INTERVISTA A LAURA LUCCHETTI

di MICHELE FRATERNALI

Abbiamo incontrato la regista Laura Luchetti ed una delle protagoniste Cecilia Cinardi

Febbre da fieno? E’il titolo di un film tutto italiano, fra i migliori in circolazione, che curiosamente non si trova facilmente nelle sale nonostante sia prodotto dalla Disney. E’ il racconto di un’umanità bislacca e tenera, immersa nelle atmosfere fiabesche e nostalgiche della Capitale, che rimane in bilico tra comicità e affettuose emozioni. Un’opera prima ben scritta, diretta e interpretata che non sovraccarica né i dialoghi, né tantomeno i personaggi, giocando per sottrazione, sorprendendo piacevolmente il pubblico con un finale tutt’altro che scontato. Ci siamo quindi interessati ad un film che si discosta notevolmente dalle produzioni italiche, ma che sembra per questo pagarne il prezzo. Abbiamo così deciso di incontrare la regista Laura Luchetti ed una delle protagoniste Cecilia Cinardi.

Come nasce l’idea di realizzare il film?

Dal desiderio di dare una seconda opportunità, di dare una seconda vita in un luogo magico a degli oggetti appartenenti al passato.

Febbre da fieno mescola fiaba e tematiche sociali regalando sorrisi e spunti di riflessione, ma quali sono le sue imperfezioni e quali i suoi maggiori pregi?

La mia mancanza di esperienza è allo stesso tempo il suo maggior pregio e il suo maggior difetto. Gli errori fatti, in quanto trattasi di un opera prima rappresentano anche quegli elementi di freschezza e originalità.

Quali sono state le difficoltà riscontrate durante le riprese?

Sul set non ci sono stati particolari problemi.
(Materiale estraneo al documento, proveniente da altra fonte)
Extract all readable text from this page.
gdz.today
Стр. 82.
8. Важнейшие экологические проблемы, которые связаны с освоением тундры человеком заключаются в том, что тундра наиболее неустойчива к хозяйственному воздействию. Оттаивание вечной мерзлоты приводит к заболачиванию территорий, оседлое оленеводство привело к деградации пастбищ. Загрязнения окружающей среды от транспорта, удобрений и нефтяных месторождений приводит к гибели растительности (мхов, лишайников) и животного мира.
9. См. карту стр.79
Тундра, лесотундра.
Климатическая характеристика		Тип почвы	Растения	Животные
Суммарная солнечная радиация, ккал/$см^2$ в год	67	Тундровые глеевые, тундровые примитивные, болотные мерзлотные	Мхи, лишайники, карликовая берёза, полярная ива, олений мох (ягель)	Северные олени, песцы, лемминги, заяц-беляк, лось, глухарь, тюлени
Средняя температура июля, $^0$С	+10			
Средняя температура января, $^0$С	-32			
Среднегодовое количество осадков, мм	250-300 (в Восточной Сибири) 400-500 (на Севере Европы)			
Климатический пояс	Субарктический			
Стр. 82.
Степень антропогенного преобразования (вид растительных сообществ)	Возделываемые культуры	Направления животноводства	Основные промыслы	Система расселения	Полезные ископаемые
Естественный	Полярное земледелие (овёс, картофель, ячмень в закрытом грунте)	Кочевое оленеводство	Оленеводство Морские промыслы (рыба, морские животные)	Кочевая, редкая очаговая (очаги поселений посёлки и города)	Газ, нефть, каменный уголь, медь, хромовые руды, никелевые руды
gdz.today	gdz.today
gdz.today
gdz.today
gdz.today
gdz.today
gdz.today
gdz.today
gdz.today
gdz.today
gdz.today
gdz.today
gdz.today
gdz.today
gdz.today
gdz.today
E’ stato un set vivo, affiatato, positivo, dove c’è stata professionalità, ma anche divertimento. La maggiore difficoltà di un’opera prima è quella di ottenere la fiducia dei produttori, di coloro che investono nel film.

E’ un dato oggettivo che il film non goda né di un’adeguata promozione, né di una distribuzione sufficiente, quali sono le cause?

E’ questa l’impressione che hai avuto?
Alla domanda che ci è stata rigirata non possiamo che rispondere, che la nostra non è solo una impressione, ma è una infelice constatazione. Non ci sono manifesti pubblicitari, né vengono trasmessi trailer televisivi, sembra quasi che coloro che dovrebbero promuoverlo e tutelarlo, non facciano altro che affossarlo. Un’assurdità inspiegabile che non permette agli italiani amanti del cinema di godere di un film delizioso e originale.

Non sarebbe ora che si cominciasse a tutelare la qualità?

A questo punto non possiamo che domandare quale sia la soluzione per superare queste insensate regole di marketing?
Il passaparola. La gente deve sapere che il film esiste, decidere se gli piaccia oppure no, ma l’importante è che lo vada a vedere perché solo così può giudicarlo.

Secondo te perché in Italia riescono a sbancare al botteghino quasi esclusivamente film dal valore artistico discutibile?

Non giudico il valore dei film, ma questi hanno oggettivamente un elemento comune. Sono tutti film d’evasione rassicuranti, che non pongono grosse problematiche, per chi cerca uscendo di casa solo due ore di divertimento.

Quali sono le tue fonti d’ispirazione?

Sono un’onnivora di cinema. Dai classici italiani a Mendes, da Almodova ad Hitchcock sino a l’intera opera di Kubrick.

Adesso conosciamo meglio una delle giovani protagoniste, Cecilia Cinardi.

E’ stato difficoltoso recitare in un film corale?

Non lo è stato, perché prima di iniziare le riprese la regista ci ha fatto incontrare, provare e stare insieme per trovare e concordare dei punti d’accordo.

Cosa ti ha spinto ad accettare il ruolo?

Febbre da fieno è il mio debutto cinematografico e il mio primo lavoro dopo la maternità e poi il personaggio mi ha emozionato e coinvolto da subito.

Quali sono le problematiche che devono affrontare i giovani artisti italiani per affermarsi?

Non mancano attori e registi talentuosi, ma manca una formazione adeguata ed effettivi luoghi dove poter crescere tecnicamente, perché il talento ha bisogno di essere coltivato ed affinato. Bisogna credere in se stessi, avere tenacia e un pizzico di fortuna nell’incontrare un produttore che creda in te. Purtroppo ultimamente sembra che l’elemento fortuna abbia maggior rilevanza sul talento. Nel nostro paese siamo lasciati soli, non viene concessa la possibilità di poter vivere di questo mestiere senza necessariamente diventare delle star.